Other important buildings in the parish include the mansion at Beechwood. Today it is a preparatory school, but the first recorded building on the site was the little nunnery of St Giles-in-the-Wood, founded about 1120 and dissolved by Henry VIII in 1537. Also of interest are the Almshouses opposite the Three Blackbirds, which are dated 1669 and the Three Blackbirds pub itself, the western wing of which is sixteenth century.

“A New History of Flamstead” was published in 1999 by the Flamstead Society, for those interested.

Nowadays, it is a very active village with plenty of societies and groups to join: Guides, Brownies, Rainbows, Cubs, Beavers, indoor table tennis club, Flamstead Netball Club, WI, yoga and Pilates for all ages, Allotments Association,  and even its very own Dragons and Dungeons Club.  It has a Pre School and a Primary School plus a thriving church community through St Leonard’s which apart from its well-attended services, hosts many activities as part of its Heritage Project.

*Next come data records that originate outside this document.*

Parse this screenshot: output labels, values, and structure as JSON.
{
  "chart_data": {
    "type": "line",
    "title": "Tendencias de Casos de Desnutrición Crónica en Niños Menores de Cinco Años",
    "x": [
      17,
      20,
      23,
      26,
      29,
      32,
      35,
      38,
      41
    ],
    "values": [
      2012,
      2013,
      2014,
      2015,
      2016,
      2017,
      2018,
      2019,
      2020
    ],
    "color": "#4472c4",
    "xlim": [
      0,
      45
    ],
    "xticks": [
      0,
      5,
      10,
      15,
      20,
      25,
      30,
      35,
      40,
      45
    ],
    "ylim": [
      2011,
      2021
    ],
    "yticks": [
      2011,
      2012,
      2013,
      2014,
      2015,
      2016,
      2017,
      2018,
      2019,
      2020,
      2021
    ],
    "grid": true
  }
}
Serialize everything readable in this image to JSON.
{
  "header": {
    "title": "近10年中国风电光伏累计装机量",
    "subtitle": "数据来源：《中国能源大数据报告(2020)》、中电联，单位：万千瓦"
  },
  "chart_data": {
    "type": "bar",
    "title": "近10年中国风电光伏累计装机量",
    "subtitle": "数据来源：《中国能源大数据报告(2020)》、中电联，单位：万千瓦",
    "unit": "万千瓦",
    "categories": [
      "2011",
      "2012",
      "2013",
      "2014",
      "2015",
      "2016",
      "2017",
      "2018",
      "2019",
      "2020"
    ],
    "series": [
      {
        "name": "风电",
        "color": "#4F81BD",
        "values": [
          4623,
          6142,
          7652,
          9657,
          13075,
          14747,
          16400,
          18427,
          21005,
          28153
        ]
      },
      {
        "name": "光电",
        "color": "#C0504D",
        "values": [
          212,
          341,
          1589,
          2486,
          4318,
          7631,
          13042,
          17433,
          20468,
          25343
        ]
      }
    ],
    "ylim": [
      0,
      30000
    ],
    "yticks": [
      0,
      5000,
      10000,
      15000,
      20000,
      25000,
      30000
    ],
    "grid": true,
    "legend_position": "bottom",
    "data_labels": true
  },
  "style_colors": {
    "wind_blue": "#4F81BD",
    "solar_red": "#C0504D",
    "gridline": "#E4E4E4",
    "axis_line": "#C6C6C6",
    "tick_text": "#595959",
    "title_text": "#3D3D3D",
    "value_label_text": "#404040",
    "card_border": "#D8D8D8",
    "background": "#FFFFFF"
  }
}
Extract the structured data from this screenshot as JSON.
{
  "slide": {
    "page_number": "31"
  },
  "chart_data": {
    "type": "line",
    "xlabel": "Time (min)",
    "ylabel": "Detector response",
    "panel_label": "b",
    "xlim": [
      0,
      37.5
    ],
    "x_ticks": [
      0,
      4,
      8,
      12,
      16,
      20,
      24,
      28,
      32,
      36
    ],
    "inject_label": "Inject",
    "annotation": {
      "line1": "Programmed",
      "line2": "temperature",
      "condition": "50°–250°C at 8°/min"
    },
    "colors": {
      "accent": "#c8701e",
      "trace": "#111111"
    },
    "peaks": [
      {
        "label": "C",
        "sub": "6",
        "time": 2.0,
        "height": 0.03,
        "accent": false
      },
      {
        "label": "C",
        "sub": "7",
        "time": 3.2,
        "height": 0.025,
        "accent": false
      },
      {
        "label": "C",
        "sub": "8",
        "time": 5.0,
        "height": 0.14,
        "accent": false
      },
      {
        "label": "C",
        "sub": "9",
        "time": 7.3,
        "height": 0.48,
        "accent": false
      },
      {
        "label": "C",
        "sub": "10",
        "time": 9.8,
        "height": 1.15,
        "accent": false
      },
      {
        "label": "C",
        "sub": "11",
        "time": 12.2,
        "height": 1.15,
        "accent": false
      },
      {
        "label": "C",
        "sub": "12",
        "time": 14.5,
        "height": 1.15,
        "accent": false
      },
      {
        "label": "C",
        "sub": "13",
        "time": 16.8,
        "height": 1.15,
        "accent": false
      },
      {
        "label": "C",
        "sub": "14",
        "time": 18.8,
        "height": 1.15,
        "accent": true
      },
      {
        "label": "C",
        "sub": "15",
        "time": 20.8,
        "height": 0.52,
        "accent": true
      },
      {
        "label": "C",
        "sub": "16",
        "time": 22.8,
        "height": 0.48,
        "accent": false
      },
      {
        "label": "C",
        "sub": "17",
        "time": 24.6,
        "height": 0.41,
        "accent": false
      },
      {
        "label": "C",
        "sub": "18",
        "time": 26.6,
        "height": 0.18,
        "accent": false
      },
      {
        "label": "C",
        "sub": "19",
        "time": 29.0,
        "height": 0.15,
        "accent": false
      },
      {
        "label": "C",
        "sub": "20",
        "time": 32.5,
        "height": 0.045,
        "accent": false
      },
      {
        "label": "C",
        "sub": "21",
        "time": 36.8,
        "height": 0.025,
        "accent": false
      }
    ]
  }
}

On the recreation ground, cricket is played in the summer and youth football in the winter, with the added advantage of a newly completed sports pavilion (April 2020) and a refurbished playground.  There is also one tennis court (professional coaching is available) which is used for netball and basketball training plus an outdoor table tennis table.

Communications are excellent, with the M1, M25 and London Luton Airport close by. The village is linked by bus routes between Luton, Dunstable, St Albans and Hemel Hempstead and there are excellent rail links to London from either Harpenden or Hemel Hempstead.  There are 3 popular public houses and 1 very well stocked village store which also has a post office.